Bewußte Handhabung und Darstellung persönlicher Qualitäten: Schauspielerei. Hier wurzelt, was damals so oft als die komödiantische und theaterhafte Art Hermann Bahrs verschrien worden ist. Von hier aus sieht man, daß dies niemals seine innerste Natur gewesen ist, sondern sozusagen nur eine zeitweilige Methode, von ihr Gebrauch zu machen. Wie ja alle Schauspielerei nicht in der Fähigkeit unbegrenzter Verstellung beruht, sondern in dem Vermögen, seiner inneren und äußeren Natur soweit Herr zu werden, daß sie – innerhalb ihrer Grenzen – hergeben mag, was der darstellerische Zweck eben braucht. Und da unser Leben zu jeder Stunde vom Zweck beherrscht ist, und da wir den Ausdruck unseres Wesens instinktiv oder routiniert auf den Zweck einzustellen gedrängt sind, so ist die Schauspielerei ein wesentliches Ingrediens unseres gesellschaftlichen und unseres privaten Daseins. Schauspielerei, nicht als heuchlerische Verstellung, sondern als Kultur des Ausdruckes. In diesem Sinne und nicht anders ist auch das schauspielerische Wesen an Hermann Bahr zu verstehen. Ein fortwährendes Ergreifen, Bewältigen, Auflösen lebendiger Formen. Es sind Wandlungen in der Art und Richtung des Ausdruckes, nicht so sehr im Wesen selbst. Da aber sein Wesen vor allem von einer ungewöhnlichen Kraft bestimmt ist, so muß auch sein Ausdruck zumeist von besonderer Vehemenz und Auffälligkeit sein. Ja, wie diese Kraft sich ihrer Eigenheit bewußt wird, verlangt sie geradezu nach einer starken und sinnlich einprägsamen Selbstdarstellung. Weshalb sich jedes Problem, das Bahr ergreift und bearbeitet, gleich auch als ein Problem der Form anzeigt.

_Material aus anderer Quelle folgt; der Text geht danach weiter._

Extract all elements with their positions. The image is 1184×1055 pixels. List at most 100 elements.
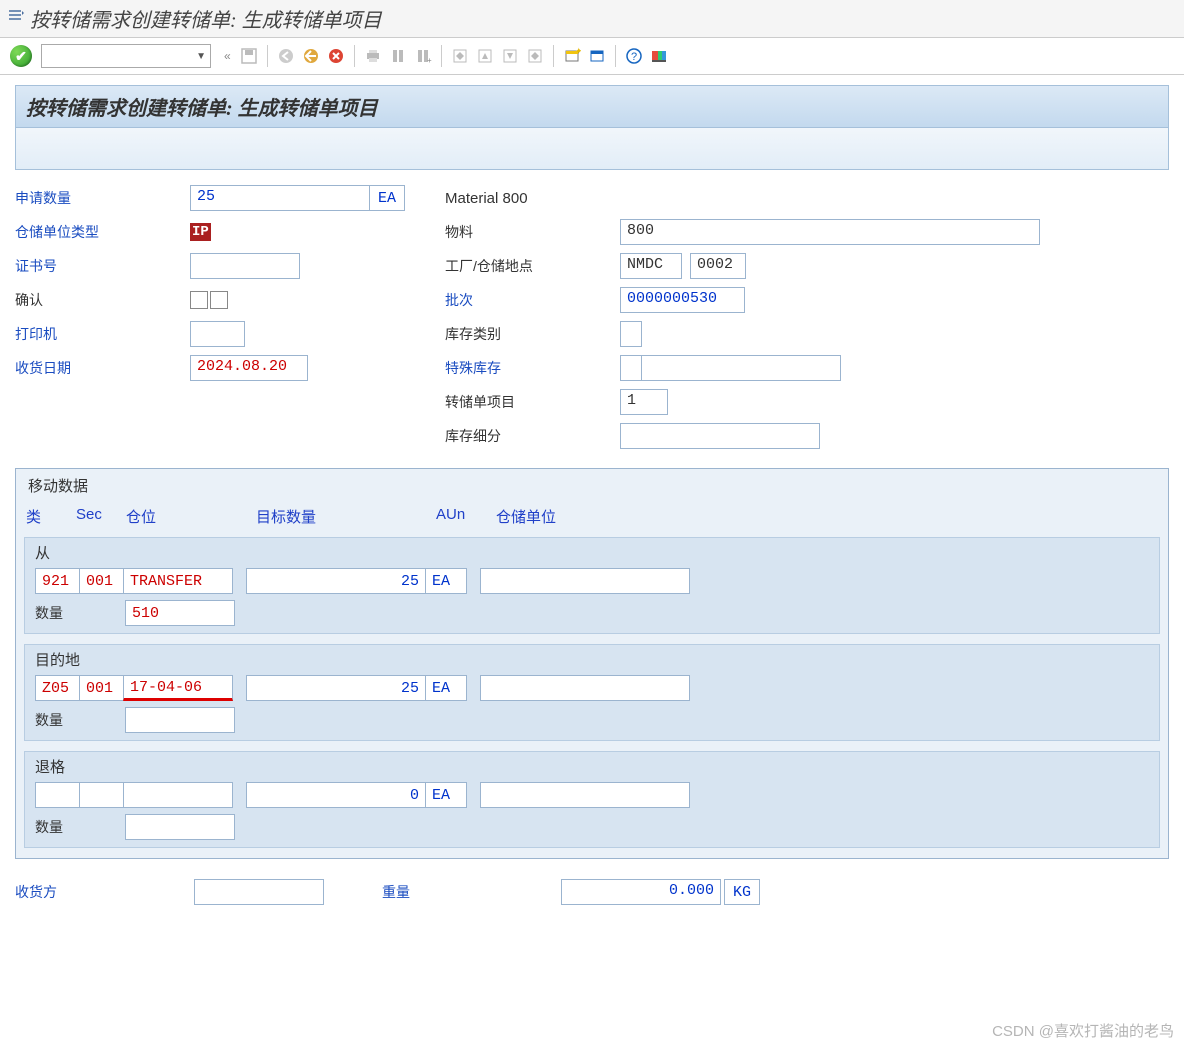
to-item-input[interactable]: 1: [620, 389, 668, 415]
request-qty-input[interactable]: 25: [190, 185, 370, 211]
ship-to-input[interactable]: [194, 879, 324, 905]
special-stock-input-2[interactable]: [641, 355, 841, 381]
dest-qty[interactable]: [125, 707, 235, 733]
dest-qty-label: 数量: [35, 710, 125, 730]
customize-icon[interactable]: [648, 45, 670, 67]
confirm-label: 确认: [15, 290, 190, 310]
weight-label: 重量: [382, 882, 557, 902]
save-icon[interactable]: [238, 45, 260, 67]
plant-input[interactable]: NMDC: [620, 253, 682, 279]
from-qty[interactable]: 510: [125, 600, 235, 626]
from-type[interactable]: 921: [35, 568, 80, 594]
col-su: 仓储单位: [496, 506, 616, 527]
first-page-icon[interactable]: [449, 45, 471, 67]
bottom-row: 收货方 重量 0.000 KG: [15, 863, 1169, 921]
from-aun: EA: [425, 568, 467, 594]
col-target-qty: 目标数量: [256, 506, 436, 527]
gr-date-label: 收货日期: [15, 358, 190, 378]
request-qty-unit: EA: [369, 185, 405, 211]
from-su[interactable]: [480, 568, 690, 594]
stock-segment-input[interactable]: [620, 423, 820, 449]
printer-input[interactable]: [190, 321, 245, 347]
dest-target-qty[interactable]: 25: [246, 675, 426, 701]
col-bin: 仓位: [126, 506, 256, 527]
help-icon[interactable]: ?: [623, 45, 645, 67]
weight-unit: KG: [724, 879, 760, 905]
movement-panel: 移动数据 类 Sec 仓位 目标数量 AUn 仓储单位 从 921 001 TR…: [15, 468, 1169, 859]
prev-page-icon[interactable]: [474, 45, 496, 67]
next-page-icon[interactable]: [499, 45, 521, 67]
return-panel: 退格 0 EA 数量: [24, 751, 1160, 848]
plant-label: 工厂/仓储地点: [445, 256, 620, 276]
movement-panel-title: 移动数据: [16, 469, 1168, 502]
return-qty[interactable]: [125, 814, 235, 840]
from-sec[interactable]: 001: [79, 568, 124, 594]
weight-input[interactable]: 0.000: [561, 879, 721, 905]
enter-button[interactable]: ✔: [10, 45, 32, 67]
command-field[interactable]: ▼: [41, 44, 211, 68]
find-next-icon[interactable]: +: [412, 45, 434, 67]
sub-toolbar: [15, 128, 1169, 170]
return-type[interactable]: [35, 782, 80, 808]
history-icon[interactable]: «: [224, 49, 231, 63]
confirm-checkbox-2[interactable]: [210, 291, 228, 309]
svg-text:+: +: [427, 56, 432, 65]
window-titlebar: 按转储需求创建转储单: 生成转储单项目: [0, 0, 1184, 38]
dest-panel: 目的地 Z05 001 17-04-06 25 EA 数量: [24, 644, 1160, 741]
from-label: 从: [25, 538, 1159, 565]
dest-bin[interactable]: 17-04-06: [123, 675, 233, 701]
page-title: 按转储需求创建转储单: 生成转储单项目: [15, 85, 1169, 128]
svg-text:✦: ✦: [575, 47, 581, 56]
confirm-checkbox-1[interactable]: [190, 291, 208, 309]
storage-unit-type-badge[interactable]: IP: [190, 223, 211, 241]
find-icon[interactable]: [387, 45, 409, 67]
stock-cat-input[interactable]: [620, 321, 642, 347]
return-bin[interactable]: [123, 782, 233, 808]
return-aun: EA: [425, 782, 467, 808]
cancel-icon[interactable]: [325, 45, 347, 67]
special-stock-label: 特殊库存: [445, 358, 620, 378]
return-qty-label: 数量: [35, 817, 125, 837]
certificate-input[interactable]: [190, 253, 300, 279]
col-type: 类: [26, 506, 76, 527]
from-panel: 从 921 001 TRANSFER 25 EA 数量 510: [24, 537, 1160, 634]
exit-icon[interactable]: [300, 45, 322, 67]
dest-type[interactable]: Z05: [35, 675, 80, 701]
to-item-label: 转储单项目: [445, 392, 620, 412]
storage-loc-input[interactable]: 0002: [690, 253, 746, 279]
return-target-qty[interactable]: 0: [246, 782, 426, 808]
col-sec: Sec: [76, 506, 126, 527]
col-aun: AUn: [436, 506, 496, 527]
printer-label: 打印机: [15, 324, 190, 344]
return-su[interactable]: [480, 782, 690, 808]
from-bin[interactable]: TRANSFER: [123, 568, 233, 594]
dest-label: 目的地: [25, 645, 1159, 672]
dest-sec[interactable]: 001: [79, 675, 124, 701]
main-toolbar: ✔ ▼ « + ✦ ?: [0, 38, 1184, 75]
gr-date-input[interactable]: 2024.08.20: [190, 355, 308, 381]
svg-text:?: ?: [631, 51, 637, 63]
last-page-icon[interactable]: [524, 45, 546, 67]
return-sec[interactable]: [79, 782, 124, 808]
batch-label: 批次: [445, 290, 620, 310]
storage-unit-type-label: 仓储单位类型: [15, 222, 190, 242]
new-session-icon[interactable]: ✦: [561, 45, 583, 67]
form-area: 申请数量 25 EA 仓储单位类型 IP 证书号 确认 打印机: [15, 170, 1169, 462]
menu-icon[interactable]: [8, 10, 24, 27]
batch-input[interactable]: 0000000530: [620, 287, 745, 313]
from-qty-label: 数量: [35, 603, 125, 623]
material-label: 物料: [445, 222, 620, 242]
back-icon[interactable]: [275, 45, 297, 67]
layout-icon[interactable]: [586, 45, 608, 67]
request-qty-label: 申请数量: [15, 188, 190, 208]
certificate-label: 证书号: [15, 256, 190, 276]
dest-su[interactable]: [480, 675, 690, 701]
ship-to-label: 收货方: [15, 882, 190, 902]
from-target-qty[interactable]: 25: [246, 568, 426, 594]
material-header: Material 800: [445, 190, 528, 207]
material-input[interactable]: 800: [620, 219, 1040, 245]
movement-columns: 类 Sec 仓位 目标数量 AUn 仓储单位: [16, 502, 1168, 533]
print-icon[interactable]: [362, 45, 384, 67]
window-title: 按转储需求创建转储单: 生成转储单项目: [30, 4, 382, 33]
special-stock-input[interactable]: [620, 355, 642, 381]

In ungefähr gleicher Potenz stehen die drei Grundmächte seines Wirkens gegeneinander: die elementare Kraft seiner Natur als der stetig zuströmende Urstoff des Geschaffenen; der instinktive Bewegungstrieb dieser Kraft – das Temperament – als der schöpferische Erreger; und über den beiden noch die Bewußtheit, als Verpflichtung zur Form, als das schöpferische Gewissen. Sein scharfer und wacher Geist zeigt ihm wie ein Spiegel mitten unter den Dingen dieser Welt auch jene Kraft und jenes Temperament in dem perspektivischen Verhältnis, das seine augenblickliche Stellung zu sich selber eben angibt. Daher die starke immer spürbare Subjektivität seiner Leistung. Er muß unmittelbarer als andere in all seiner Schöpfung sich selber darstellen, weil mit seinen besten Gaben immer auch dieses Wissen um sich selbst zu besonderer Helligkeit erweckt wird. So muß die gestaltende Kraft, indem sie tätig um sich greift, immer auch eine Spur, einen Widerschein der eigenen Persönlichkeit ergreifen; so muß das behende Temperament, wo es vordringt, immer auch irgendwie auf sich selber stoßen.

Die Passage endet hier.